Let us begin with programming. Each person, by the instrumentality of different means and factors has managed to program themselves to excel at a certain number of tasks, to be mediocre at various tasks and awful in other areas. If one observes and listen carefully to how a person behaves and communicates by means of their language (both verbally and nonverbally), one may glean an understanding of how, from the neurological prospective, said person puts his or her experience together to be excellent, mediocre or awful at the tasks that he or she performs. Hence the name of this field of study - neuro-linguistic programming (NLP).

The applications are many, various and profound. It means if someone is highly proficient/skilled at something and you are trained in certain NLP protocols, you can perform something that is called modeling. In this context, modeling means determining how it is possible for said person to do what they do. NLP searches for the answers to questions such as: “What are the absolute essentials” or “What is that person paying attention to or ignoring, sequentially and/or simultaneously, to be able to do it?” If one could discover the answers to these and some other questions, then one could teach that skill-set or behavior to other people and even learn it yourself, but what is more important - one could predict behavior responses of different individuals.

In more scientific terms, NLP is an approach to communication, personal development, and psychotherapy created by Richard Bandler and John Grinder in California, United States in the 1970s. NLP's creators claim there is a connection between neurological processes (neuro-), language (linguistic) and behavioral patterns learned through experience (programming), and that these can be changed to achieve specific goals in life (Tosey & Mathison, 2006) (Dilts, Grinder, Delozier, & Bandler, (980).

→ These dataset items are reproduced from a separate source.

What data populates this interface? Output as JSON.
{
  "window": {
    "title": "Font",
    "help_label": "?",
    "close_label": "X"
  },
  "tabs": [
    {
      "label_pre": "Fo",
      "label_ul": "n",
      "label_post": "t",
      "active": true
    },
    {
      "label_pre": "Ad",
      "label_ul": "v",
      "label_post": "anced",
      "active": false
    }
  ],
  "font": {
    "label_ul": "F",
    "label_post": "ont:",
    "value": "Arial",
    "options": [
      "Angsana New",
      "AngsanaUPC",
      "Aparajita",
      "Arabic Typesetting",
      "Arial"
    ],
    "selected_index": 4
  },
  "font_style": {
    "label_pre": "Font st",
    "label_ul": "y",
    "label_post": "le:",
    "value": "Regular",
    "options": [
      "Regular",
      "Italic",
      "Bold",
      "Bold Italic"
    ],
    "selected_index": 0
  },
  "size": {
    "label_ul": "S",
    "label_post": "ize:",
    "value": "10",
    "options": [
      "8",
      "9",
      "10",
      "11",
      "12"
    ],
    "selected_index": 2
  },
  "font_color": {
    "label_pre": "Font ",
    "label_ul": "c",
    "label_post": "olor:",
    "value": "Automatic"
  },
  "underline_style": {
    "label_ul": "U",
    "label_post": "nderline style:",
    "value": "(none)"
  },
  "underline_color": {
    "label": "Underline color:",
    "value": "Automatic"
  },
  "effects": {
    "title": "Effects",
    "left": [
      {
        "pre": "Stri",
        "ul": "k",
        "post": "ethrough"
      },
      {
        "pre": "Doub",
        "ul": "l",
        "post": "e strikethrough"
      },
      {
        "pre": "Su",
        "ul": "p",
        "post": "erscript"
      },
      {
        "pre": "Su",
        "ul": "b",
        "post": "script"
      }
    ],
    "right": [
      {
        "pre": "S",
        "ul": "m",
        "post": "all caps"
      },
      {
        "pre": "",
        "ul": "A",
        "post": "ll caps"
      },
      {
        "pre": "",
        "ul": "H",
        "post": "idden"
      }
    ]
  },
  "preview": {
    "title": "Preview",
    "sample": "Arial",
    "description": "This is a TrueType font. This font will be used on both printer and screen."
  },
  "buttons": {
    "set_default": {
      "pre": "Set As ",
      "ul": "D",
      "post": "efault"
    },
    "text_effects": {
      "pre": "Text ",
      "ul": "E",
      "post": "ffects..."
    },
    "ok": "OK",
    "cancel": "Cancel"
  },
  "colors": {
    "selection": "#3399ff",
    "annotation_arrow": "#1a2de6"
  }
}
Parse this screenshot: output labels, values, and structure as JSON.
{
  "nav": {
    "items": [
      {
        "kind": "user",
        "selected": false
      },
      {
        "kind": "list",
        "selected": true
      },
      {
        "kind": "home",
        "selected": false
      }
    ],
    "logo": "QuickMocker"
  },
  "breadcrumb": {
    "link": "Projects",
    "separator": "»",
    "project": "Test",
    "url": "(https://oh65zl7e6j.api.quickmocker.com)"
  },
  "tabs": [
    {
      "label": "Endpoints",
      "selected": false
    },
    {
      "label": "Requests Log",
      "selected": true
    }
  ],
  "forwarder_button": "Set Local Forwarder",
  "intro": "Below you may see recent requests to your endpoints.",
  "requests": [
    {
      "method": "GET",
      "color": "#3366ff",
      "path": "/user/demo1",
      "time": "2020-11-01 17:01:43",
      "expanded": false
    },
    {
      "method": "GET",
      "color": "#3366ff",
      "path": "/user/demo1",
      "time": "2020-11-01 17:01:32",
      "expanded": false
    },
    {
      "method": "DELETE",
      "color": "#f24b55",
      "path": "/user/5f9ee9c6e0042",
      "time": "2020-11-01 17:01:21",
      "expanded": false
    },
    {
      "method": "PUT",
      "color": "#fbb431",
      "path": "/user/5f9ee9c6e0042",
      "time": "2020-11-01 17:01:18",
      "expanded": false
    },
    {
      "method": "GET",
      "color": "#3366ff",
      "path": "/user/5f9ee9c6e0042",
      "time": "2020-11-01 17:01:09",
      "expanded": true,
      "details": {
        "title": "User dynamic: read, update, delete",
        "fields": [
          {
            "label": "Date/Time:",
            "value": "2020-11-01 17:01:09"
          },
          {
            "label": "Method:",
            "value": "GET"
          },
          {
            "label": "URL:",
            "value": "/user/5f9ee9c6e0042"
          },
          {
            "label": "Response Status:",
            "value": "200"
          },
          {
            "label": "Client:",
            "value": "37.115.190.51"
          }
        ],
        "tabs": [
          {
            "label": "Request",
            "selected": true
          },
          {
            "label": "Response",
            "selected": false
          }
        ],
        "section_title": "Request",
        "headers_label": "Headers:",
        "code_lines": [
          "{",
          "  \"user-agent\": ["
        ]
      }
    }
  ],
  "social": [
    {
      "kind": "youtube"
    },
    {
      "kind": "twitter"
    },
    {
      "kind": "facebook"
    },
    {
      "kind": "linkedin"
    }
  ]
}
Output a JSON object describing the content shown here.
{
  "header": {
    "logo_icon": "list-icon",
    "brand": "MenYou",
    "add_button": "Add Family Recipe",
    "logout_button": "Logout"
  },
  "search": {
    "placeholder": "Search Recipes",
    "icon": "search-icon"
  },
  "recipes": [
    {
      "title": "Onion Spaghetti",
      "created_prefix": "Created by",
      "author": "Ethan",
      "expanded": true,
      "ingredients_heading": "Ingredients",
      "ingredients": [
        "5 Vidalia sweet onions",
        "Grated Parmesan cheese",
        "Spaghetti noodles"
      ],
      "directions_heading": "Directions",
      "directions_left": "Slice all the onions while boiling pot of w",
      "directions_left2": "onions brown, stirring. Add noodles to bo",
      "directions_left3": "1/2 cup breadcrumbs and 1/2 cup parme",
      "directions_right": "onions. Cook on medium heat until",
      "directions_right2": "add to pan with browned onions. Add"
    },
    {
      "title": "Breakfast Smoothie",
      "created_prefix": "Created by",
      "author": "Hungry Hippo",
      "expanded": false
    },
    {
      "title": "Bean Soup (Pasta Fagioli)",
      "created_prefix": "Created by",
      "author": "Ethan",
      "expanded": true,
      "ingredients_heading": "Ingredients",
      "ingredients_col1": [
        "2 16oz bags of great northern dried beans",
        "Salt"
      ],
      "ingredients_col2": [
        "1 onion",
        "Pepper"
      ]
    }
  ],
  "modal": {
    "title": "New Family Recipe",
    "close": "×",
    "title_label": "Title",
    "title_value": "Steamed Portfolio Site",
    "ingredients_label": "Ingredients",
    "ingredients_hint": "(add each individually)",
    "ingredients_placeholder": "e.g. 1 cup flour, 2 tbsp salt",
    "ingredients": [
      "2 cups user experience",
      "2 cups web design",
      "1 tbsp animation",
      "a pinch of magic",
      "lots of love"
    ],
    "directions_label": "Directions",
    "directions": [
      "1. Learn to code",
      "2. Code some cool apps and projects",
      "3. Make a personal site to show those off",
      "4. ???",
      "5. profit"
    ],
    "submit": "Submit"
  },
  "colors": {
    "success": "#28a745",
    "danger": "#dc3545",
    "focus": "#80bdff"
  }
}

The Language and Behaviour Profile (LAB Profile) is a model developed by Rodger Bailey who was an avid researcher and developer in the NLP field. He created the LAB Profile in early 1980's. It is based on a set of NLP patterns called Meta Programs, developed at the time by Leslie Cameron-Bandler and others (Bandler & Grinder, 1979). These represent the filters that we use to make up our model of the world.

Every person has a certain number of filters by which they let in certain parts of the tangible world. In his book called “The Logical Structure of Linguistic Theory” (Chomsky, 1975), Noam Chomsky states that there are three processes by which people establish the filters of their individual Model of the World, in other words, their personal reality:

The first process is called deletion. One deletes much information from the surrounding environment and internally. In his 1956 work entitled “The Magical Number Seven, Plus or Minus Two: Some Limits on Our Capacity for Processing Information” (Miller, 1956), George Miller, an American Psychologist, predicated that our conscious minds are only capable of handling seen plus or minus two bits of information at any one time and that we delete the rest. Which may be translated in simple terms that on a good day a person may handle nine and on a bad day, probably, only five.